Gas prices fell for the second consecutive month in June, dropping 3.8% nationwide. Grocery prices nudged up 0.1%, the first increase in five months, but overall, food prices are 21% higher than March 2021 levels.
Excluding volatile food and energy costs, core prices climbed just 0.1% from May to June. Year-over-year, core prices rose 3.3% in June, down from May’s 3.4%.
New and used car prices fell in June, with used car prices down 10.1% over the past year.
Rent and homeownership costs, which comprise over a third of the consumer price index, rose 0.3% from May to June, the mildest increase in nearly three years.
Economists view the slowdown in rental price increases as a positive sign. A surge in apartment construction has brought many new units online, forcing landlords to moderate rents to attract tenants.

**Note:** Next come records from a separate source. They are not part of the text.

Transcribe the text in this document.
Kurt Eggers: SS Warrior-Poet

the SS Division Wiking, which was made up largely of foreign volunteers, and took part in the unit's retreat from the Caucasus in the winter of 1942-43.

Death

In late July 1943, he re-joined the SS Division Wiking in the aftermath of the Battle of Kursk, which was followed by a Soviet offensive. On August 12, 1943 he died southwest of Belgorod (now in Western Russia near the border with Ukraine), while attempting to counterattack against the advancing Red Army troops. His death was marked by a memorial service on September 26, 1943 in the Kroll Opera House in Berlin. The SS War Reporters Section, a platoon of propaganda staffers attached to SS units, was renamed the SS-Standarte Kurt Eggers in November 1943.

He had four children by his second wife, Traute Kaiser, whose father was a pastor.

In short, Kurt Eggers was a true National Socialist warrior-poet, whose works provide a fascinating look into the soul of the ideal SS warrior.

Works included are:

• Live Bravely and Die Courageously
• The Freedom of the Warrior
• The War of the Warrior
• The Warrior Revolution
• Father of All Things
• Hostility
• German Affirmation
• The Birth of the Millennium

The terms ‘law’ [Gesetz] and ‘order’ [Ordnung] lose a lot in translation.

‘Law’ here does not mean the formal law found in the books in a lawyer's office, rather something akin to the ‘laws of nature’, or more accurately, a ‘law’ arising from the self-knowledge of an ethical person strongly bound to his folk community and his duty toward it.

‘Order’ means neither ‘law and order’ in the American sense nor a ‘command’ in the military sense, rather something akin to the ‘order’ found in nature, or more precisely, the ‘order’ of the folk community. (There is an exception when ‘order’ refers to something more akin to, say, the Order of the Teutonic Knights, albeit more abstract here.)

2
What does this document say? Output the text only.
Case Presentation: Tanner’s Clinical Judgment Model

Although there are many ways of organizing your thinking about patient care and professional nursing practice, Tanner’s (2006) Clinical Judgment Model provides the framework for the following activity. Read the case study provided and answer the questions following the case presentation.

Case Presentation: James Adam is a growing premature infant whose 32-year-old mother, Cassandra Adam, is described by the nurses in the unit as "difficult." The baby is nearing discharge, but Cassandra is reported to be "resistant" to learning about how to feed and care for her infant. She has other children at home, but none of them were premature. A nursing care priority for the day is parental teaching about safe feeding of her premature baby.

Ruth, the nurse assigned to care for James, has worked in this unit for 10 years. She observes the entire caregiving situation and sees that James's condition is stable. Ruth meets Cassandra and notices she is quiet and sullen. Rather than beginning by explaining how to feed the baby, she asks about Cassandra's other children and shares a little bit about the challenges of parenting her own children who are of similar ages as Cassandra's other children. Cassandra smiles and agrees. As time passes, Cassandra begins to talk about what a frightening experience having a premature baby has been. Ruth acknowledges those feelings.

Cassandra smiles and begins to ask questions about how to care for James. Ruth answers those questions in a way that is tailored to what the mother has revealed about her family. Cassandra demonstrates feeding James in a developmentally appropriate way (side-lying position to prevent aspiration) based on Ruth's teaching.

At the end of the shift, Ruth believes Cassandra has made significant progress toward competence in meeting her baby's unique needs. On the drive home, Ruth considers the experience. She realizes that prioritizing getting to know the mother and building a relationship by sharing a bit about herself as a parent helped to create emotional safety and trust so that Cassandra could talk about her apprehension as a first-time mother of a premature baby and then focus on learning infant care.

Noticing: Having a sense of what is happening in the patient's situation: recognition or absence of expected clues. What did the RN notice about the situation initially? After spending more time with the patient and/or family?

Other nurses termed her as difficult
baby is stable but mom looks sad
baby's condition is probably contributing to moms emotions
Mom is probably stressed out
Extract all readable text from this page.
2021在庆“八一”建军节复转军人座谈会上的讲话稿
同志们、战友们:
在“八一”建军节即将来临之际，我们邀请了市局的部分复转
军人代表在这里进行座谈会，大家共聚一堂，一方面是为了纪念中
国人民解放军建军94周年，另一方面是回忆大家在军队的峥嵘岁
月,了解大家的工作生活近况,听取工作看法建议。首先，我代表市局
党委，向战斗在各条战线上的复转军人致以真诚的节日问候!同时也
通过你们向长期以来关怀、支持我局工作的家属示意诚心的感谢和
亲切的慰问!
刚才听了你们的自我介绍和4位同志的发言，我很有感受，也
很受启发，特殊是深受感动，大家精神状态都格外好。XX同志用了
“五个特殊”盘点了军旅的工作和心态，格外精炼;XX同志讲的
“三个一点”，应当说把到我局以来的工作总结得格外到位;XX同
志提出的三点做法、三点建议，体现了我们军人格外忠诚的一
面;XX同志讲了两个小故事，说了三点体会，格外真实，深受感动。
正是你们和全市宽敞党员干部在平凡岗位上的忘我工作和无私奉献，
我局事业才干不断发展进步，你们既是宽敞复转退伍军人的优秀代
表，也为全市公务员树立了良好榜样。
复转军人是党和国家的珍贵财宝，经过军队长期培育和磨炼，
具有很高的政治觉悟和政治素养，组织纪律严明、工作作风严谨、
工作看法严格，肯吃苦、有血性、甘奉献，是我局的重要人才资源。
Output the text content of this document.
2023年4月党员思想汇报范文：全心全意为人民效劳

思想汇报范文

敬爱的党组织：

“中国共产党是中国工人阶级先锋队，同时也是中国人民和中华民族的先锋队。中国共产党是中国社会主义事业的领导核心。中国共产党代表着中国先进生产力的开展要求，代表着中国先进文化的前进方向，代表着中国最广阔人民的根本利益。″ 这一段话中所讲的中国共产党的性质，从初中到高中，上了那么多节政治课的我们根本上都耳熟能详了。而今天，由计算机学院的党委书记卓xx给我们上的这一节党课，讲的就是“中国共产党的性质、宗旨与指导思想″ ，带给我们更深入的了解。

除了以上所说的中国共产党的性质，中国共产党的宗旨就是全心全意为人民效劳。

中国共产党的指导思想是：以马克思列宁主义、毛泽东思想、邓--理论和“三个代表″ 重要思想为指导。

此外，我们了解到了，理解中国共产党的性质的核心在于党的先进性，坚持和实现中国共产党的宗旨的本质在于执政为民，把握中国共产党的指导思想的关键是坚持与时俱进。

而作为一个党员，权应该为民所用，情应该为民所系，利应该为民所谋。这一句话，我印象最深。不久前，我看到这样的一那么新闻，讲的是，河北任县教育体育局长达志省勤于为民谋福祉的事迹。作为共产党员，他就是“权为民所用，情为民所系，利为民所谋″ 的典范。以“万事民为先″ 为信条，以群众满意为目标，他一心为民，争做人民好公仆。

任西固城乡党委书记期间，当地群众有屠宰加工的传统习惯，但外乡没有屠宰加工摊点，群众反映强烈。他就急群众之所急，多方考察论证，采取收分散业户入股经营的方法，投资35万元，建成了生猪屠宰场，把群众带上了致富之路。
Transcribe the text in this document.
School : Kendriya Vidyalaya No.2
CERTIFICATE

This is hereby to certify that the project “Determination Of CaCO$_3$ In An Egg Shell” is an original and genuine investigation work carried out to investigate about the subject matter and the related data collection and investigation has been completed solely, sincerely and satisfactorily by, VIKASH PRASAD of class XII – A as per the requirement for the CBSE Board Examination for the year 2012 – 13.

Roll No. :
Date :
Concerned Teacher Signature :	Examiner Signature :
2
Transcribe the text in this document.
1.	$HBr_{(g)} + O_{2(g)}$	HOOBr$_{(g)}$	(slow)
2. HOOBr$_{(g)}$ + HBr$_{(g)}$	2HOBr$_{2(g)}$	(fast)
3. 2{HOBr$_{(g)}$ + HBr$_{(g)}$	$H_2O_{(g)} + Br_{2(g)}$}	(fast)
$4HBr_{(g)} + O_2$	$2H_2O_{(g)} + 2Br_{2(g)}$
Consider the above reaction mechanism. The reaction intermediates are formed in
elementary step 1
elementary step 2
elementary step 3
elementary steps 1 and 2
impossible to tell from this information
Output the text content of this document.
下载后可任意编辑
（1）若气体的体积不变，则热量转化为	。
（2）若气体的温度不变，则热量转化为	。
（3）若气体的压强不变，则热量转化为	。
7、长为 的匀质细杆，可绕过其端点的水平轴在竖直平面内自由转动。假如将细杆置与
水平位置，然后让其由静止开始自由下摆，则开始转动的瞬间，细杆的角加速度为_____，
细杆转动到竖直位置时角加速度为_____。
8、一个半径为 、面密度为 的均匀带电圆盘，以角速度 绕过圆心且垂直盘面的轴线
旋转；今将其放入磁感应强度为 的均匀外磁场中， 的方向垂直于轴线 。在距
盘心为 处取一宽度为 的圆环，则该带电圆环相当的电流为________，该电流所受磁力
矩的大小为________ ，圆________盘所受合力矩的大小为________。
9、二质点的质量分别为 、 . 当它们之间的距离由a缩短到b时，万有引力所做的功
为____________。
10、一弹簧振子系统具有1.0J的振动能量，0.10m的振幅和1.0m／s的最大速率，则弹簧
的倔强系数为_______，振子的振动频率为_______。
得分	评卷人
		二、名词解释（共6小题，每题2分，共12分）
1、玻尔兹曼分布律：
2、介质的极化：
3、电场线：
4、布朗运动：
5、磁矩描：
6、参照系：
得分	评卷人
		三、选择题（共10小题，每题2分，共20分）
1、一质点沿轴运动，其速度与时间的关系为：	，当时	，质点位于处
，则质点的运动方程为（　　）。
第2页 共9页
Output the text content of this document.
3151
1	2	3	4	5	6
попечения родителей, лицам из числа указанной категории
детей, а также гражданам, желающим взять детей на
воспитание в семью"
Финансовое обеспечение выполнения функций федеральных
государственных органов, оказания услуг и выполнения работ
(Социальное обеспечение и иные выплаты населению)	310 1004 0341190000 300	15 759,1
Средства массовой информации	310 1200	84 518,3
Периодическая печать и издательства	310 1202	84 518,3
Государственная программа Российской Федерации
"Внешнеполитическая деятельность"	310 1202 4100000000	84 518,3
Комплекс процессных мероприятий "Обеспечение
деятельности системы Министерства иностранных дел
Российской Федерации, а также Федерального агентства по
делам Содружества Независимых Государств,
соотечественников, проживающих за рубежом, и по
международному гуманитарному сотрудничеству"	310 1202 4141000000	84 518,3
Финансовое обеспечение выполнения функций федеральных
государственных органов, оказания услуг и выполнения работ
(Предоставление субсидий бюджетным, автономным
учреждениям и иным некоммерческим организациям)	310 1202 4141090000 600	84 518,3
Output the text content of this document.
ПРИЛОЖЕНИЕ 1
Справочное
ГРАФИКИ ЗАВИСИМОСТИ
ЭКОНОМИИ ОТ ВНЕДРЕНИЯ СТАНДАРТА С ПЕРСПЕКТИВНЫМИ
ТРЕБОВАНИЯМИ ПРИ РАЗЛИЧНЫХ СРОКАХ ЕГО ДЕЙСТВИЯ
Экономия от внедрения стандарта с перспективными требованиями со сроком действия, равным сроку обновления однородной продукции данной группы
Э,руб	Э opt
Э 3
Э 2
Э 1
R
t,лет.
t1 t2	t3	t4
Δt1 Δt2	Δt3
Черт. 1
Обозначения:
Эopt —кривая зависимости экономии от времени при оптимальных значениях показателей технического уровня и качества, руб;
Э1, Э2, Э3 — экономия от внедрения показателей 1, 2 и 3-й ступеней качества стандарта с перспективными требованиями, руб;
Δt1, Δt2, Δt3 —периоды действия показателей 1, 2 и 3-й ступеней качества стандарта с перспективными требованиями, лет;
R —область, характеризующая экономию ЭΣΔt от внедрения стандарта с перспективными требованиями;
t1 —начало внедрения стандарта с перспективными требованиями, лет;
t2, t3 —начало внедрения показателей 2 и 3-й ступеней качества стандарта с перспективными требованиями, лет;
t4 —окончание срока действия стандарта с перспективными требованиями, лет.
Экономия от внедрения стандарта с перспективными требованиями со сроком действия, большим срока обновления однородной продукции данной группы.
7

“This is a really, really good sign that the (price) weakness we’ve been expecting for a year and a half is finally starting to occur,” said Alan Detmeister, economist at UBS Investment Bank.
However, for individuals like Deborah Stettler, a resident of Quincy, Massachusetts, rising costs continue to strain finances. Stettler’s rent jumped from $1,500 to $2,000 in January, and she still struggles with increased food prices.
A single mother working in children’s services, she relies on a local food pantry to make ends meet.
“Rent has gone up, food has gone up, the pay doesn’t go up,” Stettler said. “I’m still going to the food pantry for help because by the time you pay all your bills, you don’t really have a lot of money left for food.”
Consumers have adjusted by cutting back on grocery spending and seeking deals. PepsiCo noted a 4% drop in sales volume in North America for the April-June quarter after raising prices for two years.
The Fed has maintained its key interest rate for nearly a year after aggressive hikes in 2022 and 2023, which made mortgages, auto loans, and other borrowing costlier. Inflation is now far below its mid-2022 peak of 9.1%.
In testimony to Congress, Fed Chair Jerome Powell observed that the job market has “cooled considerably” and is no longer a broad inflationary pressure, signaling a shift from past concerns about rapid wage growth driving up prices.